Une approche collaborative permit de venir à bout des obstacles rencontrés et de livrer les textes dans les délais, c’est-à-dire avant la fin du semestre. Même si, parfois, les étudiant·e·s auraient souhaité pouvoir traiter une plus grande diversité de textes, ils et elles ont apprécié le fait de travailler « dans des conditions réelles ».
Ce projet aura mis au jour de nombreuses similitudes entre l’agilité créative et la traduction. De toute évidence, la communication peut bénéficier des stratégies basées sur l’art.

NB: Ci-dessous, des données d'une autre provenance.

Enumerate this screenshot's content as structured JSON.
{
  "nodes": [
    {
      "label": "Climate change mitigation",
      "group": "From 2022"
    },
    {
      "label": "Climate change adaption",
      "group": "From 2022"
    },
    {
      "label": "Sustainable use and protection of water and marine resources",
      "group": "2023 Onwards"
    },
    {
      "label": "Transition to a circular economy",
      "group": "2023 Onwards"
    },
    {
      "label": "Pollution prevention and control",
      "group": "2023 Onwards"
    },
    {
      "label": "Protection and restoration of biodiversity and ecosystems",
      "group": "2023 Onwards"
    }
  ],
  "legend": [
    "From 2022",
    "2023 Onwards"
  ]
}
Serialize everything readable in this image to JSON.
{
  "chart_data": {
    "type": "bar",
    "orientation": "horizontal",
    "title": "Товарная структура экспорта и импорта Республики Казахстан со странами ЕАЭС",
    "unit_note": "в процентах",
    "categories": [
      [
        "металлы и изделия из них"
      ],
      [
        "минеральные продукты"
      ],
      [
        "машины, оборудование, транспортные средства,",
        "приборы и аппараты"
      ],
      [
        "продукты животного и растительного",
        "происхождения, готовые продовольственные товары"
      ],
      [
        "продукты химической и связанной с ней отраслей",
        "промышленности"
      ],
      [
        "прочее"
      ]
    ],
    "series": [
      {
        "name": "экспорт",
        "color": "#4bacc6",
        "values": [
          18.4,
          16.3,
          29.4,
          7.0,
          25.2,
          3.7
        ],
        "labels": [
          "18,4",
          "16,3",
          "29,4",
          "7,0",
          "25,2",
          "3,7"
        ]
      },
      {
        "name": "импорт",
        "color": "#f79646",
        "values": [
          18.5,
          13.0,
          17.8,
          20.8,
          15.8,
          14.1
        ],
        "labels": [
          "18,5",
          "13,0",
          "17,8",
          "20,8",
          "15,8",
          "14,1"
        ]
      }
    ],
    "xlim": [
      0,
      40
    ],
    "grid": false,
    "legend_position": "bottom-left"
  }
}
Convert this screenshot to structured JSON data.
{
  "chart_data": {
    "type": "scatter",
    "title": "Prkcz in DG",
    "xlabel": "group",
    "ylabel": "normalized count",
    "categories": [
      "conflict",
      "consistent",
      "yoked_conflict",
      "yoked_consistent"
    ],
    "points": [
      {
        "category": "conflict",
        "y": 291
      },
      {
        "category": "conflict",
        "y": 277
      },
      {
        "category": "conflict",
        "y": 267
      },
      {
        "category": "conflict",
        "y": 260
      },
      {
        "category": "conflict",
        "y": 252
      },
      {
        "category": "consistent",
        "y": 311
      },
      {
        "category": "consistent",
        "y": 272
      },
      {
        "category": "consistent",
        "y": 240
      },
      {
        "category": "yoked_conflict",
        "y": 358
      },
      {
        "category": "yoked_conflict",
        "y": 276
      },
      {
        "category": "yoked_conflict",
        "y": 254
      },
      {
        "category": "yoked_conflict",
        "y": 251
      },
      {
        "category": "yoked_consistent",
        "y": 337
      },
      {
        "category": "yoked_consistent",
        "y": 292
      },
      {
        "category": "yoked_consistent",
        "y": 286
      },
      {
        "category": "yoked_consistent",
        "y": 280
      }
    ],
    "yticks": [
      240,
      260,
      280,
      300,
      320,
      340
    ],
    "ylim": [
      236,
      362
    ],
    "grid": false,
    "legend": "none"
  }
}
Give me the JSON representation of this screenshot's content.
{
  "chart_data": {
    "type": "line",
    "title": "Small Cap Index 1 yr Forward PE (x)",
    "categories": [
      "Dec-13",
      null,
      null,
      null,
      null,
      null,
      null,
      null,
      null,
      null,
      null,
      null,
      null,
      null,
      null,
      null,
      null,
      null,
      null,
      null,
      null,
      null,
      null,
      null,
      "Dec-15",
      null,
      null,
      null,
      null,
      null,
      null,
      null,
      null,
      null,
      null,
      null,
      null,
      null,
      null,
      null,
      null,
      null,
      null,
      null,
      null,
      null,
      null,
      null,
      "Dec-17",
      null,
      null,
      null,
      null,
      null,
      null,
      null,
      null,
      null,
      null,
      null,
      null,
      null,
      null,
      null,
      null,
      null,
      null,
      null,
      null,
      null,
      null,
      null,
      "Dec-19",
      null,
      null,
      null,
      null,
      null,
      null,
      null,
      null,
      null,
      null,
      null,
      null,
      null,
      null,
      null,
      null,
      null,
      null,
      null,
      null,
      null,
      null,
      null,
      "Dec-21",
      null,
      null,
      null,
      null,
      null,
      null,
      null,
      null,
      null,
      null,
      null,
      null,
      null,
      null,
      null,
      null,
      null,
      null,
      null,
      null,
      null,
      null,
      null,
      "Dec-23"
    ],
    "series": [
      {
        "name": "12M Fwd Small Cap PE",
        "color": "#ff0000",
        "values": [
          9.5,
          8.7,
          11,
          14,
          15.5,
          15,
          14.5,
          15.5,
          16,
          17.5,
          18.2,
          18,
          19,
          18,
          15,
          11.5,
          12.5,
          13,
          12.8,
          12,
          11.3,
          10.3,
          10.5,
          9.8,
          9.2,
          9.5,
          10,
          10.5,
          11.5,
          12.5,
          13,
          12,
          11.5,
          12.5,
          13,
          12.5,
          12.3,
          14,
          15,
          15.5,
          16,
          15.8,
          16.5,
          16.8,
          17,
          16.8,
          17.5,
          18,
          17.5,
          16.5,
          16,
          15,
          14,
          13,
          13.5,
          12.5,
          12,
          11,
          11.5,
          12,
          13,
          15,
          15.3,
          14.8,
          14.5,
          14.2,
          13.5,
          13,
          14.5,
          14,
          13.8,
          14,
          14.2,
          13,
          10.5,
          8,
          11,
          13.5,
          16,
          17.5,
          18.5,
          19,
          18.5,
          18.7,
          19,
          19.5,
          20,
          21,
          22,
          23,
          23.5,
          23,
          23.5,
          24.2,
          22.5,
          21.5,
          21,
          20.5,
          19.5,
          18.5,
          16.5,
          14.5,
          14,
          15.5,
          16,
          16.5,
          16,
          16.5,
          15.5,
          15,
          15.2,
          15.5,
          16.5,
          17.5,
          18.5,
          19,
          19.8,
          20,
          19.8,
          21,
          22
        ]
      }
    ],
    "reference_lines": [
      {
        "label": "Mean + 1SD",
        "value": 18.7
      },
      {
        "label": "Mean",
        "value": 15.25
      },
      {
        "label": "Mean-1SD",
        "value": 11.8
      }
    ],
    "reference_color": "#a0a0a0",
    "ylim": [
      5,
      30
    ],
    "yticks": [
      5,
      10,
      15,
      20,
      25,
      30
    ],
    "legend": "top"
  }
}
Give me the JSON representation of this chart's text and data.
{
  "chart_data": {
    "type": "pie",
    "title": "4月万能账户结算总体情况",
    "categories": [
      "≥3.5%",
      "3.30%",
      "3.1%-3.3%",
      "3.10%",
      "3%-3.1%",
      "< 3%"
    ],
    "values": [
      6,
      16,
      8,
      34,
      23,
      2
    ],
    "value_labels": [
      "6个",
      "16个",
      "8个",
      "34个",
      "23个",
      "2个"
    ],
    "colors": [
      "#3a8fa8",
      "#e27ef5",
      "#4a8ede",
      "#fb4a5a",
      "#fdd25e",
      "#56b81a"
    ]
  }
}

Et la traduction n’est-elle pas, elle-même, un art, celui de jouer avec la langue ?
Une expérience enrichissante
Birgitta Borghoff: «Diese Herausforderung, zusätzlich zwei Masterübersetzungsprojekte für Französisch und Italienisch zu initiieren, war für mich persönlich sehr reizvoll. Vor allen Dingen, weil ich auf diese Weise bei uns im Haus interdisziplinär mit Sprachkolleg:innen innerhalb eines zukunftsweisenden Entwicklungsprojekts zusammenwirken konnte und so auch die «kreagile» Arbeitsweise unserer Übersetzer:innen mit zutiefst menschlichen, kreativen Kompetenzen besser kennenlernen durfte. Beim Kreagilitätstraining mit den SBB verstanden die muttersprachig französisch sprechenden Mitarbeitenden die deutschen Texte mit «kreagilem» Vokabular nicht so gut. In diesem Moment hätte ich mir gewünscht, dass wir schon da hätten die französischsprachigen Impulstexte und das Kartenset nutzen können. Gerade in der Schweiz als mehrsprachiges Land ist es extrem wichtig, sich in mehreren Sprachen austauschen zu können, um einander kreativ-agil zu begegnen und Innovationen in Organisationen und in der Gesellschaft anzustossen.»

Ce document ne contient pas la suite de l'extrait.